BY PABLO BOTEYO
Some may turn on the television Sunday afternoons to watch a show on AMC that has become a staple of the new culture: “The Walking Dead.”
This show focuses on the few remaining living humans who struggle to survive in the midst of a zombie apocalypse. These zombies are unable to feel, to sense or even to understand the beauty of the world around them. The remaining few humans are thus left to admire the beauty and to attempt to keep it intact without becoming infested.
Some fans might see this as an allegory for the culture they find themselves inhabiting. They see it as what society has become, and they wish to be like the living and stay clear of this apocalypse. One of these fans came to Franciscan University on Feb. 15 to offer students her survival guide, in the words of Pope St. John Paul II.
“Turn on the television, log on to Facebook, you will see the walking dead everywhere you look,” said Emily Stimpson, Franciscan University graduate and author. “These are the men and women living in mortal sin. … Those who have broken faith with God in some serious way and have lost the life of sanctifying grace in their soul. They are the spiritually dead, spiritual undead, even if they’re physically alive.”
Stimpson’s talk, titled “Theology of the Body and the Zombie Apocalypse,” consisted of giving practical uses for theology of the body in regards to this zombie apocalypse. She centered her talk around five easy ways to make it practical.
“If you want to live the theology of the body, sometimes you have to turn your phone off,” Stimpson said in her first point. “There is this busy, bustling world around us, but sometimes we miss it because we (have) our faces in our phones. If you go back to the zombies, they just stumble around with a blank expression, and even if you haven’t seen “The Walking Dead,” most of you know what that looks like.”
Stimpson spoke of learning how not to use technology as a horrible distraction from the world. She continued her practical tips by showing how one can live out theology of the body by doing simple things, such as opening the door, taking care of the body itself, feeding the body the right things and doing a complete turnover in your wardrobe.

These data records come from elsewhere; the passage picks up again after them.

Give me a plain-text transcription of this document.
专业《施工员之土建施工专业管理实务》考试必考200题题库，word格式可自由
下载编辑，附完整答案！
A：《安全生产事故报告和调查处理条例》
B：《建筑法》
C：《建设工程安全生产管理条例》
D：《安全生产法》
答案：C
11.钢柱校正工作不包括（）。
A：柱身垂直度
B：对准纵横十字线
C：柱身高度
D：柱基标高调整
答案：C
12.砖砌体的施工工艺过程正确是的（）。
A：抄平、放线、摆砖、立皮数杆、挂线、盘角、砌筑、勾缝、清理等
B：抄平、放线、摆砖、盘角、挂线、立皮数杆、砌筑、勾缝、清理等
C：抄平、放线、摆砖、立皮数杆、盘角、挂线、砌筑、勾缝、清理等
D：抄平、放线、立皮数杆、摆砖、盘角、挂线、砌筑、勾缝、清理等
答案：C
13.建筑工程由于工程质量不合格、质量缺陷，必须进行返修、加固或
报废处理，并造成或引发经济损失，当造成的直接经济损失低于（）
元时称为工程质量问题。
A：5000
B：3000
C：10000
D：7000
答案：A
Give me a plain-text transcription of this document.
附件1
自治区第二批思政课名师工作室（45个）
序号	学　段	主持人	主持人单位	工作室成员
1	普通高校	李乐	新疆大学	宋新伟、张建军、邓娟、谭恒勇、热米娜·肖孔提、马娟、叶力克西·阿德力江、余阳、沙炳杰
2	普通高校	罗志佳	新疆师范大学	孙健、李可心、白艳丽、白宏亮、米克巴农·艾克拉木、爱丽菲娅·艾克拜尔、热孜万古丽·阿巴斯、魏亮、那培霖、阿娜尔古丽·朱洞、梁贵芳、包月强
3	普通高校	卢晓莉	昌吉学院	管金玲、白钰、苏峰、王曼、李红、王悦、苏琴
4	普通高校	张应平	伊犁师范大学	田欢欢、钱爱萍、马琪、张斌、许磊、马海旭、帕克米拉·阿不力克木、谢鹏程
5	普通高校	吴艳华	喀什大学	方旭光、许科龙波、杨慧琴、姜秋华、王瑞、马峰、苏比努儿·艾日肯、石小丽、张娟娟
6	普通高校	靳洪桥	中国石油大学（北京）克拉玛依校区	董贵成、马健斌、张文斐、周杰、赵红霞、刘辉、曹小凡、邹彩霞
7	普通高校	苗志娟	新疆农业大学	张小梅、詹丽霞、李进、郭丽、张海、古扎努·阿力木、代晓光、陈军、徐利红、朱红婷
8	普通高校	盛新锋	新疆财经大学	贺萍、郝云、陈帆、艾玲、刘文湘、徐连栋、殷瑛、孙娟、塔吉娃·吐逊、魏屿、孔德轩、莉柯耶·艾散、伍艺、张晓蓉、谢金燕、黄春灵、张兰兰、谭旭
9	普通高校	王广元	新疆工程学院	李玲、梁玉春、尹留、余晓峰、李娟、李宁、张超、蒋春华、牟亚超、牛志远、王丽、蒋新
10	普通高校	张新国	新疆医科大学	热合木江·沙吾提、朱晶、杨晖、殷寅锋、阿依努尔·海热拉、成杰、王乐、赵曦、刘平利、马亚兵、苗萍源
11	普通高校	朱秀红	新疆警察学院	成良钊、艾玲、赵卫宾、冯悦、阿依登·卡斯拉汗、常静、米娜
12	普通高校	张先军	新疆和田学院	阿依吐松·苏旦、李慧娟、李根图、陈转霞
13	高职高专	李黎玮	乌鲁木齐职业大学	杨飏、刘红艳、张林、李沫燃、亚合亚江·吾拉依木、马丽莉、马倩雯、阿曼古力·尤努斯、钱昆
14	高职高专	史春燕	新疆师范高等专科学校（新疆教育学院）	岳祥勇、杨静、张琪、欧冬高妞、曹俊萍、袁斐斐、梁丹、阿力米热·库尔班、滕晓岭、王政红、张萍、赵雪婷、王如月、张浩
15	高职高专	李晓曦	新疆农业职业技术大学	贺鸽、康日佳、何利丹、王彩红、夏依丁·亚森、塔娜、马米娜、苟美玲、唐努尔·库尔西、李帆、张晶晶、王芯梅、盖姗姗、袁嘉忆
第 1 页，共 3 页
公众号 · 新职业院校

“In hundreds upon hundreds of little ways, our exterior is always communicating the truth of our inner selves,” Stimpson said. “This is why policemen and firemen wear uniforms, right? So we know at a glance that someone is here to help. It’s one of the reasons why priests and religious wear habits, so with one look we can say there is something special about that person, that there is someone set apart for God.”
Many students, religious and teachers braved the cold weather to come hear this practical talk by Stimpson.
“I like (that) she brought about a lot of things that happen to everyone,” student Abbey Thompson said. “I think with theology of the body, girls can take more from it with the modesty aspect, but this is more that applies to everyone. … I really liked how she gave practical stuff that we can apply to our everyday life.”
Emily Stimpson has written many works surrounding theology and Catholicism. She has also written for Franciscan University itself; she is the author of “These Lovely Bones,” which is being studied on campus in different extracurricular capacities, including Women’s Ministry.
“Theology of the body shows us how to love not just our spouse, boyfriend or loved ones but everyone we meet,” Stimpson said. “It calls us not to use others but to give ourselves away to others, to love others. To live our lives in imitation of the God who is self-gift. It calls us to honor everyone we meet as a gift.”